2a - Computations with R

# Summary data input vectors
mu <- c(43.3, 44.6, 45.1)
sd <- c(9.1, 9.2, 9.2)
n <- gep$Totals[1:3]

# Function for anova test with input values

# Inputs:

# y - Vector of means

# mu - Mean of means, finds it from input values if not declared

# sd - Vector of standard deviations

# n - Vector of group totals

# Returns - f-statistic

anva <- function(y, mu = mean(y), s, n) {
    wg.v <- vector("numeric")
    bg.v <- vector("numeric")
    for (i in 1:length(n)) {
        # Between Group Variance
        bgc <- n[i] * (y[i] - mu)^2
        bg.v <- append(bg.v, bgc, after = length(bg.v))
        i <- i + 1
    }
    bgvar <- sum(bg.v)/(length(n) - 1)
    i <- 1
    for (i in 1:length(n)) {
        # within Group Variance
        wgc <- (n[i] - 1) * s[i]^2
        wg.v <- append(wg.v, wgc, after = length(wg.v))
        i <- i + 1
    }
    wgvar <- sum(wg.v)/(sum(n) - length(n))
    fs <- bgvar/wgvar
    pv <- 1 - pf(fs, length(n) - 1, (sum(n) - length(n)))
    output <- tibble::tribble(~Param, ~Value, "Fstat", fs, "pValue", pv)
    return(output)
}
anva(mu, 44.2, sd, n)
## # A tibble: 2 x 2
##    Param      Value
##    <chr>      <dbl>
## 1  Fstat 3.00040993
## 2 pValue 0.05033486
qf(0.95, 2, 789)
## [1] 3.007136
A)The results of the F-Test with the summary data provided indicate that we fail to reject the null at the 95% confidence level, and conclude that the average age is the same across the party affiliations.

b.

Check your results in R using simulated data. Generate a simulated dataset by creating three vectors: Democrats, Republicans, and Independents. Each vector should be a list of ages, each with a length equal to the number of Democrats, Independents, and Republicans in the table above, and the appropriate mean and sd based on 2.a (use rnorm to generate the vectors). Combine all three into a single dataframe with two variables: age, and a factor that specifies D, I, or R. Then conduct an F test using R’s aov function on that data and compare the results to 2a.

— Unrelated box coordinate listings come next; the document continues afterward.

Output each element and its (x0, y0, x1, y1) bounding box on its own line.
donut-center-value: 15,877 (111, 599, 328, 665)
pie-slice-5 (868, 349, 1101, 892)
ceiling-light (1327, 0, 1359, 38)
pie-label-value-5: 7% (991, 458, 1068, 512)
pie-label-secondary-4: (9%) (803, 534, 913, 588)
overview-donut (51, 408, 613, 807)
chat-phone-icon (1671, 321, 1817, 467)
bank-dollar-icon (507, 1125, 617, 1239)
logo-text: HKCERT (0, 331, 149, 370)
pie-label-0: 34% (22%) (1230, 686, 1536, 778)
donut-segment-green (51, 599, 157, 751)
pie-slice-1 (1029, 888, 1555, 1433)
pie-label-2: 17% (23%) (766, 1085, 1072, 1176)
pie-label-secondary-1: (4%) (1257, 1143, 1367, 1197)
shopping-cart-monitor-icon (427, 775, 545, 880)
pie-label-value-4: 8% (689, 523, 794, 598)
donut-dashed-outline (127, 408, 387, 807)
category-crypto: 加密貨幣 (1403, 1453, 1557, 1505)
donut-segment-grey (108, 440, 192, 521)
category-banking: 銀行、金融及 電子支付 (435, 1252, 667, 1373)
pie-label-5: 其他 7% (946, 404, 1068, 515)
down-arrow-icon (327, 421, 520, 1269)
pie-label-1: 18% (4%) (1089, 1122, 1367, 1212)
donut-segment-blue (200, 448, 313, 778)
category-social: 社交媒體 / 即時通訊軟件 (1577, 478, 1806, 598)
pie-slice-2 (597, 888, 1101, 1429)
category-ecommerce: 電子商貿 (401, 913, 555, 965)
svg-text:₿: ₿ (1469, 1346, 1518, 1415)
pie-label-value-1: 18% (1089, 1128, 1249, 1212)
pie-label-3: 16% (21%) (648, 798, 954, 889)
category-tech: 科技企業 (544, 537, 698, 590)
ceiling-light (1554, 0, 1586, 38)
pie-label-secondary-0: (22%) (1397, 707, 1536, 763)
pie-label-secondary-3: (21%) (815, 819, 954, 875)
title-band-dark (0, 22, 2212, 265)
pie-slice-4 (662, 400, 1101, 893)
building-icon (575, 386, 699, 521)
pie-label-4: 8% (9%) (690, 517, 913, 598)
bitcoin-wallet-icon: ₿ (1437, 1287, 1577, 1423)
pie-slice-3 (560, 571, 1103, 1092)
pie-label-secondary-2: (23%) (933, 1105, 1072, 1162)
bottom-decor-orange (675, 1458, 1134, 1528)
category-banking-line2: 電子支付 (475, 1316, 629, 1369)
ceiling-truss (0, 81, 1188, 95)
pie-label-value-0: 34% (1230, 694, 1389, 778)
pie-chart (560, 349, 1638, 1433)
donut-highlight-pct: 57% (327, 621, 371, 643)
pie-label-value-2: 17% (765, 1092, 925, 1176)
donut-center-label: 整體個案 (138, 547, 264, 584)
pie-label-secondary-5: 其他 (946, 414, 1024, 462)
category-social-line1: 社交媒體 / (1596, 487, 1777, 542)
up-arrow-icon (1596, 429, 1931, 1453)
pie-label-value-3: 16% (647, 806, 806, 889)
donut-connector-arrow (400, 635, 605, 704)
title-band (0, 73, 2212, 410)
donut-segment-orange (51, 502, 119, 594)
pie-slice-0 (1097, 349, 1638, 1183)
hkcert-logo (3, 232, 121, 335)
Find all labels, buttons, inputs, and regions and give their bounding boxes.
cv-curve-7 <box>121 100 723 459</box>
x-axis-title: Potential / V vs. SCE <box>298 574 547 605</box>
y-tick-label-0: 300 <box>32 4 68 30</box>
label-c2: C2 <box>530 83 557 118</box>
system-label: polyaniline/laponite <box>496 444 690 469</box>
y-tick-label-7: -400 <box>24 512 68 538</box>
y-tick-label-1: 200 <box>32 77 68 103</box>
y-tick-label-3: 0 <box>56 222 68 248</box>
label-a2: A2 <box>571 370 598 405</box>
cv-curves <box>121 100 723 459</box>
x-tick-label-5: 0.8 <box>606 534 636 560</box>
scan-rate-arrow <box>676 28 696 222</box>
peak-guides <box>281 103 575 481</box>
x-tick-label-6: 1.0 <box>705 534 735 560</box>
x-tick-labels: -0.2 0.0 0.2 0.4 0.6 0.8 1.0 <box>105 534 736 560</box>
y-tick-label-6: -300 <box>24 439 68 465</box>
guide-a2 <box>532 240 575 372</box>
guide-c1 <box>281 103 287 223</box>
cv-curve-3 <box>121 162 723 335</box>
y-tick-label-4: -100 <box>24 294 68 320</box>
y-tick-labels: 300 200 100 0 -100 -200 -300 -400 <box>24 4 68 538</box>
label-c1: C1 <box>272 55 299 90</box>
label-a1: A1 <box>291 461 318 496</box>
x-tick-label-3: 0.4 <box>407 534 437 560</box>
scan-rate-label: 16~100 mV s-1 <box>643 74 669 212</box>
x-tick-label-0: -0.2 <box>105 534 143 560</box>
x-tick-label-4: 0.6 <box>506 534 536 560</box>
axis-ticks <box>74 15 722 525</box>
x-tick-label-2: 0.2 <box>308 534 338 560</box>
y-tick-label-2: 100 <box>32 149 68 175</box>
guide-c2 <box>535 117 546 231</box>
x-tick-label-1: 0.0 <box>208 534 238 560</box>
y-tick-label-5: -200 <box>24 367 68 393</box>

Do your results match 2a? If not, why not?

A)
Results The results from the simulated data experiment do not match the results from 2a. When we take a look at the actual data from the simulation (See 2nd chunk below). The \(f_{stat}\) is 4.4 with the experimental data, indicating we reject the null at the 95% confidence level in favor of the research hypothesis which is that age is different between party affiliations, and they may be dependent variables.
Discussion We can see consistency in the data between the input vectors and the data from the dataframe used in the experiment. However, when we compare the actual mean and sd of the experimental data, to the given mean & sd inputs for the rnorm function, we can see that these values are slightly different. The difference between the actual experimental data mean & sd, and the given mean & sd used in the calculations likely accounts for the differing outcome between the anova test in R and the manual F test. Conclusion This would suggest that a savvy statistician should avoid using summary data for inputs and always run the test with the actual data to avoid significant accumulated error that results in different test outcomes.

2b

# Create the data frames with rnorm
D <- data.frame(rnorm(n[1], mean = mu[1], sd[1]))
I <- data.frame(rnorm(n[2], mean = mu[2], sd[2]))
R <- data.frame(rnorm(n[3], mean = mu[3], sd[3]))
# I am unable to find a way to create a data frame with vectors of unequal length
# As a workaround, I'll use Google Sheets and then read the data back

# Create a new Worksheet named 2b gs_ws_new(gepURL,ws_title='2b')

# Put the dataframes in columns a b c respectively

# gs_edit_cells(gepURL,ws=2,input=D,anchor='A1')

# gs_edit_cells(gepURL,ws=2,input=I,anchor='B1')

# gs_edit_cells(gepURL,ws=2,input=R,anchor='C1')


ageParty <- gs_read(gepURL, ws = 2)  ## Read the data back into R
cn <- c("D", "I", "R")
colnames(ageParty) <- cn
ageParty <- ageParty %>% gather(key = "Party", value = "Age") %>% filter(is.na(Age) == 
    F)
aPaov <- aov(Age ~ Party, data = ageParty)
summary(aPaov)
##              Df Sum Sq Mean Sq F value Pr(>F)  
## Party         2    767   383.5     4.4 0.0126 *
## Residuals   789  68754    87.1                 
## ---
## Signif. codes:  0 '***' 0.001 '**' 0.01 '*' 0.05 '.' 0.1 ' ' 1

2b - Possible causes for discrepancy

# Determine possible causes for the discrepancy between the two tests
De <- ageParty %>% filter(Party == "D")
Ie <- ageParty %>% filter(Party == "I")
Re <- ageParty %>% filter(Party == "R")
c(mean(De$Age), mean(Ie$Age), mean(Re$Age))
## [1] 43.06208 45.33170 44.83149
c(mean(D[, 1]), mean(I[, 1]), mean(R[, 1]))  #experimental means
## [1] 43.59896 44.45389 44.54748
mu  #means provided
## [1] 43.3 44.6 45.1
c(sd(D[, 1]), sd(I[, 1]), sd(R[, 1]))  #experimental sd
## [1] 8.770424 9.994521 9.594601
sd  #sd provided
## [1] 9.1 9.2 9.2